- Bitcoin is expected to reach $65,000 in the near future by 10x Research.
- 10x Research predicted that BTC will print a new all-time high in Q4.
- The demand for speculative altcoins is also on the rise, 10x Research said.
Bitcoin (BTC) is on track to reach a new all-time high in the fourth quarter of this year, according to digital asset research firm 10x Research. The firm believes that if Bitcoin’s price moves above the $65,000 level, the bull market will resume.
In a post on X (formerly Twitter), 10x Research explained that since hitting a new all-time high in March, Bitcoin’s price has experienced a volatile correction marked by four lower highs. A breakout above $65,000 “would signal a reversal of this downtrend,” with Bitcoin targeting $70,000.
Additionally, Bitcoin is expected to reach a new all-time high in the fourth quarter of the year. At the time of writing, the world’s largest digital asset is trading at a price tag of $63,874.92, down 13.41% from its all-time high of $73,750. In the past 24 hours, the cryptocurrency rose 0.24% but in the past week, Bitcoin skyrocketed 6.16% while jumping 144.43% since September 2023, as per CoinMarketCap data.
10x Research further noted that the market is witnessing a shift in the investment landscape that “has sparked a surge in the pursuit of high-risk, high-reward assets.”

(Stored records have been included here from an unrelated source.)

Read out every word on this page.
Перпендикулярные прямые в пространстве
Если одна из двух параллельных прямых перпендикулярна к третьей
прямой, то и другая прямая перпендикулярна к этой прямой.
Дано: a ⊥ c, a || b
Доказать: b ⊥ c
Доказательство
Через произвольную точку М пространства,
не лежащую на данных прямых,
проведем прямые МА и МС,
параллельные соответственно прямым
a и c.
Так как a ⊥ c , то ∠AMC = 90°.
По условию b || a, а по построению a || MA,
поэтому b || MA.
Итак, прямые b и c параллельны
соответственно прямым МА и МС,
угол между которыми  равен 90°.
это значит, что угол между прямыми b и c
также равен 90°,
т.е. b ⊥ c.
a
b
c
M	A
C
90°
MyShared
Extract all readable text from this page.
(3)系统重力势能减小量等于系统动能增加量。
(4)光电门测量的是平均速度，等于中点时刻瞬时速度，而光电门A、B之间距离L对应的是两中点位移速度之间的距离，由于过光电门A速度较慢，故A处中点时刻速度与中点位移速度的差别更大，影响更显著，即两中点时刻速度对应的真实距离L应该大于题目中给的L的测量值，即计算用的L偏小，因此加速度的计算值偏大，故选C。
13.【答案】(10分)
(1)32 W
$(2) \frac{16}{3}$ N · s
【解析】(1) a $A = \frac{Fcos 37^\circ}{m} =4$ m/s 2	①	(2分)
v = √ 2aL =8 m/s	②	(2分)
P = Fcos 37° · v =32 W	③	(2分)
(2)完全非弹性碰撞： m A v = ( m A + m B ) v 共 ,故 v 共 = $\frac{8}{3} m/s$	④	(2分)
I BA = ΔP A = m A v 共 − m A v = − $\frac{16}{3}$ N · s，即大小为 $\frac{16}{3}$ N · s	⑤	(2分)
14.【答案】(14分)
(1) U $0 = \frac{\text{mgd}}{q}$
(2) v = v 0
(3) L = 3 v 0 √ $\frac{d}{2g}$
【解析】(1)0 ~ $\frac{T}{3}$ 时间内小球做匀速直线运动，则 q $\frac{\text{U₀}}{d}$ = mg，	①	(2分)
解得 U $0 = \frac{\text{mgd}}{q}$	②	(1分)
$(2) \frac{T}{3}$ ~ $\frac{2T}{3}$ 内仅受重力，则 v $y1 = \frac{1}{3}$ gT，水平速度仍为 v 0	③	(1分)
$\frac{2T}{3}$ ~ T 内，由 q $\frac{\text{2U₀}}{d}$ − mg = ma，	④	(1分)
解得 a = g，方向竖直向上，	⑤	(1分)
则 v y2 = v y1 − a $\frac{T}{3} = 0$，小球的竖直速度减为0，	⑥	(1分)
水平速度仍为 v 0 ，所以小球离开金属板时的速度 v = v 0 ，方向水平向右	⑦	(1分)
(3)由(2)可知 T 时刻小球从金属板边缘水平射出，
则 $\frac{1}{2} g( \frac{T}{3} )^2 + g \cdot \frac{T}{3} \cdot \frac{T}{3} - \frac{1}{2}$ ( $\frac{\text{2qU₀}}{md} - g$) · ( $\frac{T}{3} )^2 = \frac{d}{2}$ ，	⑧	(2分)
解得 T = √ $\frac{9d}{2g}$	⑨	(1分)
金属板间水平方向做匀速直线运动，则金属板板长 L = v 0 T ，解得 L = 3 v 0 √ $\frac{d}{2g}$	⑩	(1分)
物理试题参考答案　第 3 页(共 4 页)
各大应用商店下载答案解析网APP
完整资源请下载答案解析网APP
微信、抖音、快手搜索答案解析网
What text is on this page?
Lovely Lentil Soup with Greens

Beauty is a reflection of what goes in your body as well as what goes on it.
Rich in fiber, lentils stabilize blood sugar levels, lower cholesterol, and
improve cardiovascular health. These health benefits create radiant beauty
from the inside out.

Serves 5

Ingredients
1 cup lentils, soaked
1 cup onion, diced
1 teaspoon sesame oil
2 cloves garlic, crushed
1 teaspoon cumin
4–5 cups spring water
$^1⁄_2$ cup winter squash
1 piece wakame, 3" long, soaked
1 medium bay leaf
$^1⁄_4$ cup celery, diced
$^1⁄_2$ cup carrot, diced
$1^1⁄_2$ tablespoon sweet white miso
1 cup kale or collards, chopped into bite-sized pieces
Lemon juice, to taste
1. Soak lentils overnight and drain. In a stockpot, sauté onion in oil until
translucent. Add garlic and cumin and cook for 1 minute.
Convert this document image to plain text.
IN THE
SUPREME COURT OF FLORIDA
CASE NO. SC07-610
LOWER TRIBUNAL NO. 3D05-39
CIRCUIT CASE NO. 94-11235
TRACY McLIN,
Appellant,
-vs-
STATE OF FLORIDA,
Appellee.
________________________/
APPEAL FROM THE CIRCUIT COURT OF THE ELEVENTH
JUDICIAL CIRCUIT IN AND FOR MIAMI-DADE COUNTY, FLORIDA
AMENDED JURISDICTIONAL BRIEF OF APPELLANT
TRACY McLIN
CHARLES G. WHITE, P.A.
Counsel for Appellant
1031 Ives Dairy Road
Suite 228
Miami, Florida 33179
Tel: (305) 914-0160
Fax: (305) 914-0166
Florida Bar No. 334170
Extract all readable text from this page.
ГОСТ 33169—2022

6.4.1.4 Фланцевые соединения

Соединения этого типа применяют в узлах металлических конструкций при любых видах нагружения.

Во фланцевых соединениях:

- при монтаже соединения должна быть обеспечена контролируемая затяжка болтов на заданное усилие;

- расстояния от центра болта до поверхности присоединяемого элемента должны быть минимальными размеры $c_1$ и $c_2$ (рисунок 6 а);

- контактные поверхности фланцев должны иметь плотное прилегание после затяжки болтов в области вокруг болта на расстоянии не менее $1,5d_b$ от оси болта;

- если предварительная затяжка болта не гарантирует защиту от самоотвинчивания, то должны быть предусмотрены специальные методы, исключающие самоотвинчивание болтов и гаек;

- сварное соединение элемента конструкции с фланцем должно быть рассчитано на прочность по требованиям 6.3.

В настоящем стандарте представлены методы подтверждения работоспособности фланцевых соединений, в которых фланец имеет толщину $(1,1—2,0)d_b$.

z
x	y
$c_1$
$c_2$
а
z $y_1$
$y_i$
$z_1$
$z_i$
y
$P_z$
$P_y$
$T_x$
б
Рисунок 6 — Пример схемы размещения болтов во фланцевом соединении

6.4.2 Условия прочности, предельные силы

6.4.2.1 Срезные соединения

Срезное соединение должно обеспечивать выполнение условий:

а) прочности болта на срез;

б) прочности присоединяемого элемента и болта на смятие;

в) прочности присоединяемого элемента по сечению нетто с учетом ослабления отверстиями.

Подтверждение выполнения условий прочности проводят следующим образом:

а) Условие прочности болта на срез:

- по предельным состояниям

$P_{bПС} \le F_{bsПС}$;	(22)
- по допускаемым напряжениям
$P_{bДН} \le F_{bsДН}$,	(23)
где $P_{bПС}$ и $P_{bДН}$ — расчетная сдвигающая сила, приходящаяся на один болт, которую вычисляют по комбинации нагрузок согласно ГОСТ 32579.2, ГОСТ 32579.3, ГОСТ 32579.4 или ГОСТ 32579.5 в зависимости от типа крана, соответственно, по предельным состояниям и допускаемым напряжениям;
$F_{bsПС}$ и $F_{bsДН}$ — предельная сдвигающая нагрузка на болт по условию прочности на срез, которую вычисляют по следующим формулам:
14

Read also: This Bitcoin Indicator Says a Bull Run Could Be Coming
10x Research asserts that the downtrend in Bitcoin’s price is over, even though BTC became overbought in the short term after the September 9th rally. The research firm stated:
“Unlike the correction that began in mid-March, medium-term reversal indicators have now corrected sufficiently, suggesting the downtrend has run its course.”
What About Altcoins?
10x Research predicts that “battered high-beta altcoins” could see massive gains in the short term if Bitcoin reaches new all-time highs and holds above $70,000.
The firm observed that investors are now prioritizing high-risk altcoins, and the demand for real-world asset tokens has fallen due to the Fed’s rate cuts, which have reduced their appeal. Investors are moving away from “lower-beta yield tokens” as demand for “more speculative altcoins” increases.